# Limpeza dos dados

In [None]:
# verificando a quantidade de dados duplicados
data['id'].duplicated().value_counts()

In [None]:
# removendo as linhas duplicadas
data.drop_duplicates(subset='id', keep='last', inplace=True)

# verificando o resultado após a remoção dos dados duplicados
data.duplicated().value_counts()

# Exercícios:

## 1. Organizar o código da aula 04 em funções.

### ANTES (como foi criado na aula 04)
* Código 1 (mapa)

In [9]:
import pandas as pd
import ipywidgets as widgets
from ipywidgets import fixed
import plotly.express as px # biblioteca para mapas

In [10]:
df = pd.read_csv('datasets/kc_house_data.csv')

In [11]:
df['level'] = df['price'].apply( lambda x:0 if x< 321950 else
                                          1 if( x > 321950) & ( x < 450000) else
                                          2 if( x > 450000) & ( x < 645000) else 3)


df['condition_type'] = df['condition'].apply( lambda x: 'bad' if x <= 2  else
                                                        'good' if x == 5 else
                                                        'regular' )

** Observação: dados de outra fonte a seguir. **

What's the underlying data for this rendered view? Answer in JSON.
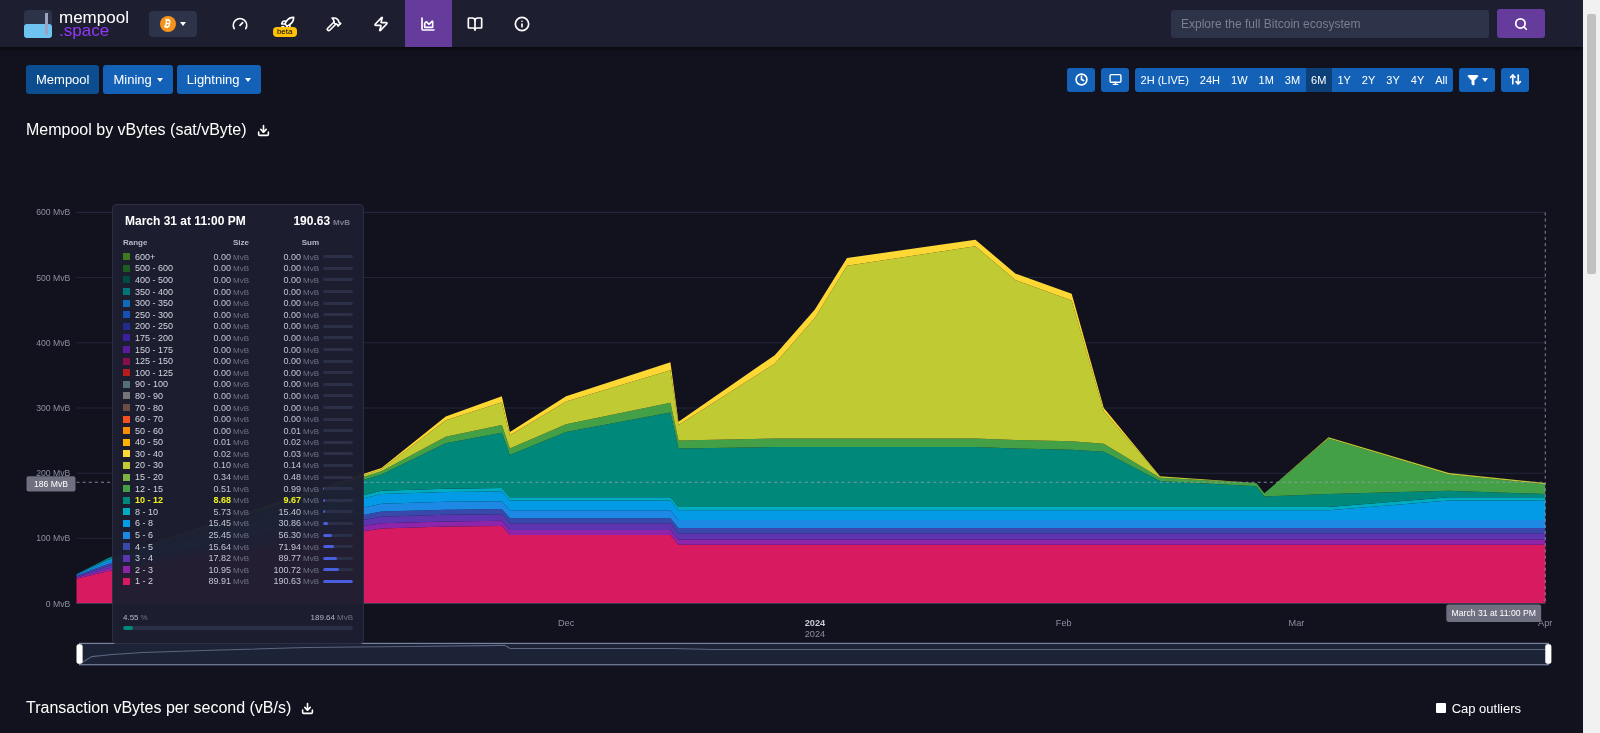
{
  "nav": {
    "logo": {
      "word": "mempool",
      "suffix": ".space"
    },
    "items": [
      {
        "kind": "dashboard",
        "selected": false
      },
      {
        "kind": "accelerator",
        "selected": false,
        "badge": "beta"
      },
      {
        "kind": "mining",
        "selected": false
      },
      {
        "kind": "lightning",
        "selected": false
      },
      {
        "kind": "graphs",
        "selected": true
      },
      {
        "kind": "docs",
        "selected": false
      },
      {
        "kind": "about",
        "selected": false
      }
    ],
    "search": {
      "placeholder": "Explore the full Bitcoin ecosystem"
    }
  },
  "sections": [
    {
      "label": "Mempool",
      "selected": true,
      "dropdown": false
    },
    {
      "label": "Mining",
      "selected": false,
      "dropdown": true
    },
    {
      "label": "Lightning",
      "selected": false,
      "dropdown": true
    }
  ],
  "ranges": [
    {
      "label": "2H (LIVE)",
      "selected": false
    },
    {
      "label": "24H",
      "selected": false
    },
    {
      "label": "1W",
      "selected": false
    },
    {
      "label": "1M",
      "selected": false
    },
    {
      "label": "3M",
      "selected": false
    },
    {
      "label": "6M",
      "selected": true
    },
    {
      "label": "1Y",
      "selected": false
    },
    {
      "label": "2Y",
      "selected": false
    },
    {
      "label": "3Y",
      "selected": false
    },
    {
      "label": "4Y",
      "selected": false
    },
    {
      "label": "All",
      "selected": false
    }
  ],
  "chart_title": "Mempool by vBytes (sat/vByte)",
  "chart": {
    "chart_data": {
      "type": "area",
      "stacked": true,
      "grid": true,
      "ref_lines": [
        {
          "axis": "y",
          "value": 186,
          "label": "186 MvB"
        },
        {
          "axis": "x",
          "value": "2024-04-01",
          "label": "March 31 at 11:00 PM"
        }
      ],
      "x": [
        "2023-10-01",
        "2023-10-05",
        "2023-11-08",
        "2023-11-16",
        "2023-11-23",
        "2023-11-24",
        "2023-12-01",
        "2023-12-14",
        "2023-12-15",
        "2023-12-27",
        "2024-01-01",
        "2024-01-05",
        "2024-01-21",
        "2024-01-26",
        "2024-02-02",
        "2024-02-06",
        "2024-02-13",
        "2024-02-25",
        "2024-02-26",
        "2024-03-05",
        "2024-03-20",
        "2024-04-01"
      ],
      "xlim": [
        "2023-10-01",
        "2024-04-01"
      ],
      "ylim": [
        0,
        600
      ],
      "xticks": [
        {
          "value": "2023-12-01",
          "label": "Dec"
        },
        {
          "value": "2024-01-01",
          "label": "2024"
        },
        {
          "value": "2024-02-01",
          "label": "Feb"
        },
        {
          "value": "2024-03-01",
          "label": "Mar"
        },
        {
          "value": "2024-04-01",
          "label": "Apr"
        }
      ],
      "yticks": [
        {
          "value": 0,
          "label": "0 MvB"
        },
        {
          "value": 100,
          "label": "100 MvB"
        },
        {
          "value": 200,
          "label": "200 MvB"
        },
        {
          "value": 300,
          "label": "300 MvB"
        },
        {
          "value": 400,
          "label": "400 MvB"
        },
        {
          "value": 500,
          "label": "500 MvB"
        },
        {
          "value": 600,
          "label": "600 MvB"
        }
      ],
      "series": [
        {
          "color": "#d81b60",
          "values": [
            38,
            50,
            115,
            118,
            119,
            105,
            105,
            105,
            90,
            90,
            90,
            90,
            90,
            90,
            90,
            90,
            90,
            90,
            90,
            90,
            90,
            90
          ]
        },
        {
          "color": "#8e24aa",
          "values": [
            2,
            4,
            8,
            8,
            8,
            8,
            8,
            8,
            8,
            8,
            8,
            8,
            8,
            8,
            8,
            8,
            8,
            8,
            8,
            8,
            8,
            8
          ]
        },
        {
          "color": "#5e35b1",
          "values": [
            2,
            4,
            10,
            10,
            10,
            10,
            10,
            10,
            10,
            10,
            10,
            10,
            10,
            10,
            10,
            10,
            10,
            10,
            10,
            10,
            10,
            10
          ]
        },
        {
          "color": "#3949ab",
          "values": [
            1,
            3,
            8,
            8,
            8,
            8,
            8,
            8,
            8,
            8,
            8,
            8,
            8,
            8,
            8,
            8,
            8,
            8,
            8,
            8,
            8,
            8
          ]
        },
        {
          "color": "#1e88e5",
          "values": [
            1,
            3,
            12,
            12,
            12,
            12,
            12,
            12,
            12,
            12,
            12,
            12,
            12,
            12,
            12,
            12,
            12,
            12,
            12,
            12,
            12,
            12
          ]
        },
        {
          "color": "#039be5",
          "values": [
            1,
            3,
            15,
            15,
            15,
            15,
            15,
            15,
            15,
            15,
            15,
            15,
            15,
            15,
            15,
            15,
            15,
            15,
            15,
            15,
            30,
            30
          ]
        },
        {
          "color": "#00acc1",
          "values": [
            0,
            1,
            5,
            5,
            5,
            5,
            5,
            5,
            5,
            5,
            5,
            5,
            5,
            5,
            5,
            5,
            5,
            5,
            5,
            5,
            5,
            5
          ]
        },
        {
          "color": "#00897b",
          "values": [
            0,
            2,
            25,
            70,
            85,
            65,
            100,
            130,
            90,
            92,
            92,
            92,
            92,
            90,
            88,
            85,
            40,
            32,
            16,
            20,
            10,
            5
          ]
        },
        {
          "color": "#43a047",
          "values": [
            0,
            0,
            5,
            10,
            12,
            10,
            12,
            15,
            12,
            13,
            13,
            13,
            13,
            13,
            13,
            12,
            5,
            5,
            5,
            85,
            25,
            15
          ]
        },
        {
          "color": "#c0ca33",
          "values": [
            0,
            0,
            3,
            25,
            35,
            20,
            35,
            50,
            24,
            115,
            185,
            265,
            295,
            245,
            216,
            50,
            2,
            0,
            0,
            2,
            2,
            2
          ]
        },
        {
          "color": "#fdd835",
          "values": [
            0,
            0,
            2,
            6,
            9,
            5,
            8,
            12,
            5,
            13,
            13,
            12,
            10,
            10,
            10,
            5,
            0,
            0,
            0,
            0,
            0,
            0
          ]
        }
      ]
    },
    "year_sublabel": "2024"
  },
  "tooltip": {
    "title": "March 31 at 11:00 PM",
    "total": "190.63",
    "total_unit": "MvB",
    "columns": [
      "Range",
      "Size",
      "Sum"
    ],
    "rows": [
      {
        "range": "600+",
        "color": "#3d7a1f",
        "size": "0.00",
        "size_unit": "MvB",
        "sum": "0.00",
        "sum_unit": "MvB",
        "level": 0,
        "selected": false
      },
      {
        "range": "500 - 600",
        "color": "#1b5e20",
        "size": "0.00",
        "size_unit": "MvB",
        "sum": "0.00",
        "sum_unit": "MvB",
        "level": 0,
        "selected": false
      },
      {
        "range": "400 - 500",
        "color": "#004d40",
        "size": "0.00",
        "size_unit": "MvB",
        "sum": "0.00",
        "sum_unit": "MvB",
        "level": 0,
        "selected": false
      },
      {
        "range": "350 - 400",
        "color": "#00757a",
        "size": "0.00",
        "size_unit": "MvB",
        "sum": "0.00",
        "sum_unit": "MvB",
        "level": 0,
        "selected": false
      },
      {
        "range": "300 - 350",
        "color": "#0d6bb8",
        "size": "0.00",
        "size_unit": "MvB",
        "sum": "0.00",
        "sum_unit": "MvB",
        "level": 0,
        "selected": false
      },
      {
        "range": "250 - 300",
        "color": "#1551b5",
        "size": "0.00",
        "size_unit": "MvB",
        "sum": "0.00",
        "sum_unit": "MvB",
        "level": 0,
        "selected": false
      },
      {
        "range": "200 - 250",
        "color": "#222c8e",
        "size": "0.00",
        "size_unit": "MvB",
        "sum": "0.00",
        "sum_unit": "MvB",
        "level": 0,
        "selected": false
      },
      {
        "range": "175 - 200",
        "color": "#3a1fa0",
        "size": "0.00",
        "size_unit": "MvB",
        "sum": "0.00",
        "sum_unit": "MvB",
        "level": 0,
        "selected": false
      },
      {
        "range": "150 - 175",
        "color": "#5a1a9c",
        "size": "0.00",
        "size_unit": "MvB",
        "sum": "0.00",
        "sum_unit": "MvB",
        "level": 0,
        "selected": false
      },
      {
        "range": "125 - 150",
        "color": "#880e4f",
        "size": "0.00",
        "size_unit": "MvB",
        "sum": "0.00",
        "sum_unit": "MvB",
        "level": 0,
        "selected": false
      },
      {
        "range": "100 - 125",
        "color": "#b71c1c",
        "size": "0.00",
        "size_unit": "MvB",
        "sum": "0.00",
        "sum_unit": "MvB",
        "level": 0,
        "selected": false
      },
      {
        "range": "90 - 100",
        "color": "#546e7a",
        "size": "0.00",
        "size_unit": "MvB",
        "sum": "0.00",
        "sum_unit": "MvB",
        "level": 0,
        "selected": false
      },
      {
        "range": "80 - 90",
        "color": "#757575",
        "size": "0.00",
        "size_unit": "MvB",
        "sum": "0.00",
        "sum_unit": "MvB",
        "level": 0,
        "selected": false
      },
      {
        "range": "70 - 80",
        "color": "#6d4c41",
        "size": "0.00",
        "size_unit": "MvB",
        "sum": "0.00",
        "sum_unit": "MvB",
        "level": 0,
        "selected": false
      },
      {
        "range": "60 - 70",
        "color": "#f4511e",
        "size": "0.00",
        "size_unit": "MvB",
        "sum": "0.00",
        "sum_unit": "MvB",
        "level": 0,
        "selected": false
      },
      {
        "range": "50 - 60",
        "color": "#fb8c00",
        "size": "0.00",
        "size_unit": "MvB",
        "sum": "0.01",
        "sum_unit": "MvB",
        "level": 0,
        "selected": false
      },
      {
        "range": "40 - 50",
        "color": "#ffb300",
        "size": "0.01",
        "size_unit": "MvB",
        "sum": "0.02",
        "sum_unit": "MvB",
        "level": 0,
        "selected": false
      },
      {
        "range": "30 - 40",
        "color": "#fdd835",
        "size": "0.02",
        "size_unit": "MvB",
        "sum": "0.03",
        "sum_unit": "MvB",
        "level": 0,
        "selected": false
      },
      {
        "range": "20 - 30",
        "color": "#c0ca33",
        "size": "0.10",
        "size_unit": "MvB",
        "sum": "0.14",
        "sum_unit": "MvB",
        "level": 0,
        "selected": false
      },
      {
        "range": "15 - 20",
        "color": "#7cb342",
        "size": "0.34",
        "size_unit": "MvB",
        "sum": "0.48",
        "sum_unit": "MvB",
        "level": 0,
        "selected": false
      },
      {
        "range": "12 - 15",
        "color": "#43a047",
        "size": "0.51",
        "size_unit": "MvB",
        "sum": "0.99",
        "sum_unit": "MvB",
        "level": 0.01,
        "selected": false
      },
      {
        "range": "10 - 12",
        "color": "#00897b",
        "size": "8.68",
        "size_unit": "MvB",
        "sum": "9.67",
        "sum_unit": "MvB",
        "level": 0.05,
        "selected": true
      },
      {
        "range": "8 - 10",
        "color": "#00acc1",
        "size": "5.73",
        "size_unit": "MvB",
        "sum": "15.40",
        "sum_unit": "MvB",
        "level": 0.08,
        "selected": false
      },
      {
        "range": "6 - 8",
        "color": "#039be5",
        "size": "15.45",
        "size_unit": "MvB",
        "sum": "30.86",
        "sum_unit": "MvB",
        "level": 0.16,
        "selected": false
      },
      {
        "range": "5 - 6",
        "color": "#1e88e5",
        "size": "25.45",
        "size_unit": "MvB",
        "sum": "56.30",
        "sum_unit": "MvB",
        "level": 0.3,
        "selected": false
      },
      {
        "range": "4 - 5",
        "color": "#3949ab",
        "size": "15.64",
        "size_unit": "MvB",
        "sum": "71.94",
        "sum_unit": "MvB",
        "level": 0.38,
        "selected": false
      },
      {
        "range": "3 - 4",
        "color": "#5e35b1",
        "size": "17.82",
        "size_unit": "MvB",
        "sum": "89.77",
        "sum_unit": "MvB",
        "level": 0.47,
        "selected": false
      },
      {
        "range": "2 - 3",
        "color": "#8e24aa",
        "size": "10.95",
        "size_unit": "MvB",
        "sum": "100.72",
        "sum_unit": "MvB",
        "level": 0.53,
        "selected": false
      },
      {
        "range": "1 - 2",
        "color": "#d81b60",
        "size": "89.91",
        "size_unit": "MvB",
        "sum": "190.63",
        "sum_unit": "MvB",
        "level": 1,
        "selected": false
      }
    ],
    "footer": {
      "percent": "4.55",
      "percent_unit": "%",
      "total": "189.64",
      "total_unit": "MvB",
      "level": 0.0455
    }
  },
  "next_title": "Transaction vBytes per second (vB/s)",
  "cap_outliers": {
    "label": "Cap outliers",
    "checked": false
  }
}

style = {'description_width': 'initial'}

# Iterative buttons 1
living_room_size = widgets.IntSlider(
    value = 13540,
    min = 290,
    max = 13540,
    step = 1,
    description='Minimum living size',
    disable=False,
    style = style
)

# Iterative buttons 2
minimum_bathrooms = widgets.IntSlider(
    value = 8,
    min = 0,
    max = 8,
    step = 1,
    description='Minimum number of bathrooms',
    disable=False,
    style = style
)

# Iterative buttons 3
maximum_price = widgets.IntSlider(
    value = 7700000,
    min = 75000,
    max = 7700000,
    step = 1,
    description='Maximum price',
    disable=False,
    style = style
)

# Iterative buttons 4
maximum_basement_area_size = widgets.IntSlider(
    value = 4820,
    min = 0,
    max = 4820,
    step = 1,
    description='Maximum basement area size',
    disable=False,
    style = style
)

# Iterative buttons 5
condition_type = widgets.Dropdown(
    options= df['condition_type'].unique().tolist(),
    value='good',
    description='Condition',
    disable=False
)

# Iterative buttons 6
yr_built_select = widgets.Dropdown(
    options= df['yr_built'].unique().tolist(),
    value=1900,
    description='Yr_built',
    disable=False
)

##############################################################################################################################

def update_map( df, living_room_limit, minimum_bathrooms_limit, maximum_price_limit, maximum_basement_area_size_limit,
              condition_type_defined, yr_built_select_defined):
    houses = df[(df['sqft_living'] <= living_room_limit) & 
                (df['bathrooms'] <= minimum_bathrooms_limit) &
                (df['price'] <= maximum_price_limit) &
                (df['sqft_basement'] <= maximum_basement_area_size_limit) &
                (df['condition_type'] == condition_type_defined) &
                (df['yr_built'] == yr_built_select_defined)]
    
##############################################################################################################################

    # plotando o gráfico
    fig = px.scatter_mapbox(houses,
                            lat='lat',
                            lon='long',
                            color='level',
                            size='price',
                            color_continuous_scale=px.colors.cyclical.IceFire,
                            size_max=15,
                            zoom=10 )
                        
    fig.update_layout( mapbox_style='open-street-map')
    fig.update_layout( height=600, margin={'r':0, 't':0, 'l':0, 'b':0})
    fig.show()

In [12]:
widgets.interactive( update_map, df=fixed( df ), living_room_limit=living_room_size, minimum_bathrooms_limit=minimum_bathrooms,
                   maximum_price_limit=maximum_price, maximum_basement_area_size_limit=maximum_basement_area_size, 
                    condition_type_defined=condition_type, yr_built_select_defined=yr_built_select)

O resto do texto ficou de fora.